De Pilate à son cher Titus
    Je ne suis plus qu’un marcheur au milieu des marcheurs.
    Pour l’heure, je n’ai toujours pas retrouvé Claudia, ni appris quelque chose de nouveau.
    Chaque jour, les routes se couvrent de plus de gens qui veulent voir le Galiléen.
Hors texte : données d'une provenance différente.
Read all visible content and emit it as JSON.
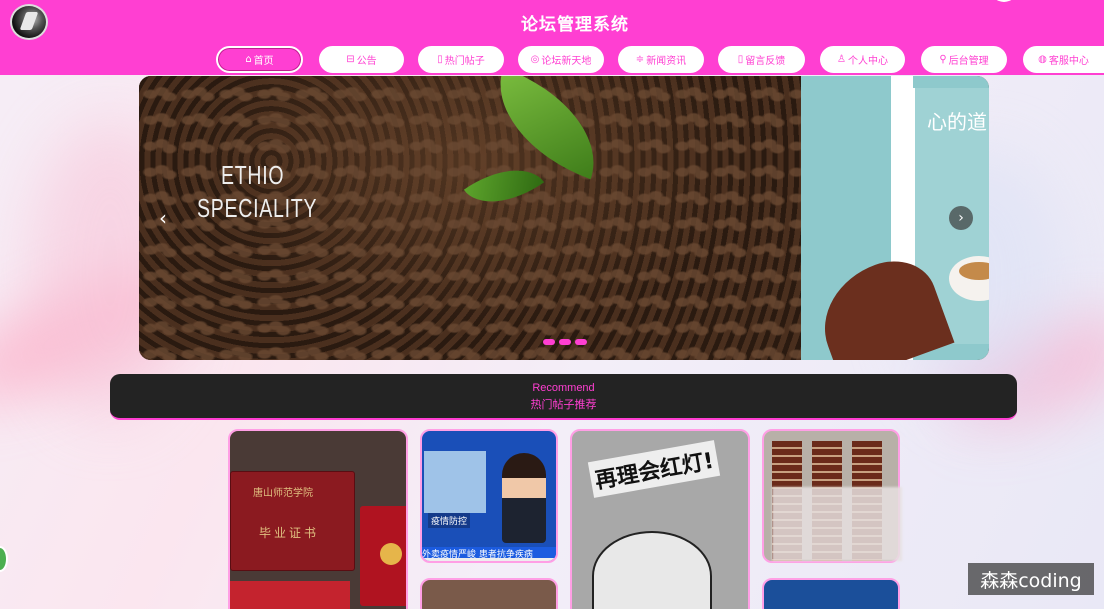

    Au gré des villages traversés, les pèlerins s’arrêtent aux fontaines et répètent la même histoire : Yéchoua est apparu aux onze disciples. Lors d’un repas, ils le prirent d’abord pour un mendiant ; fidèles à leur devoir de charité, ils le prièrent d’entrer pour dîner avec eux ; le vagabond se mit à table, rompit le pain et le leur donna ; alors seulement leurs yeux s’ouvrirent et ils le reconnurent.
    Les aubergistes, peu préparés à autant d’affluence, manquent de chambres et dressent des paillasses dans les cours. Je préfère encore dormir plus loin, au milieu des champs, sous les étoiles muettes, afin que l’on ne me remarque pas. À bientôt. Porte-toi bien.

De Pilate à son cher Titus
    Rien de nouveau, mon cher frère, sinon une barbe naissante qui me permet de circuler plus discrètement. Mais je ne me fais guère d’illusions sur ma capacité de passer pour un Juif : outre mes jambes lisses et poncées qui révèlent le Romain, je sais qu’une nation dépose toujours sa trace indélébile sur les traits d’un visage ; le langage fait autant la bouche que les dents ; le régime alimentaire huile ou assèche les peaux ; les mœurs créent des regards audacieux ou pudiques, mobiles ou fixes ; même le ciel qui les voit naître modifie la couleur des yeux. Aussi ai-je la nuque cassée à force de marcher tête courbée, capuchon baissé. Mon cou souffre autant que mes pieds.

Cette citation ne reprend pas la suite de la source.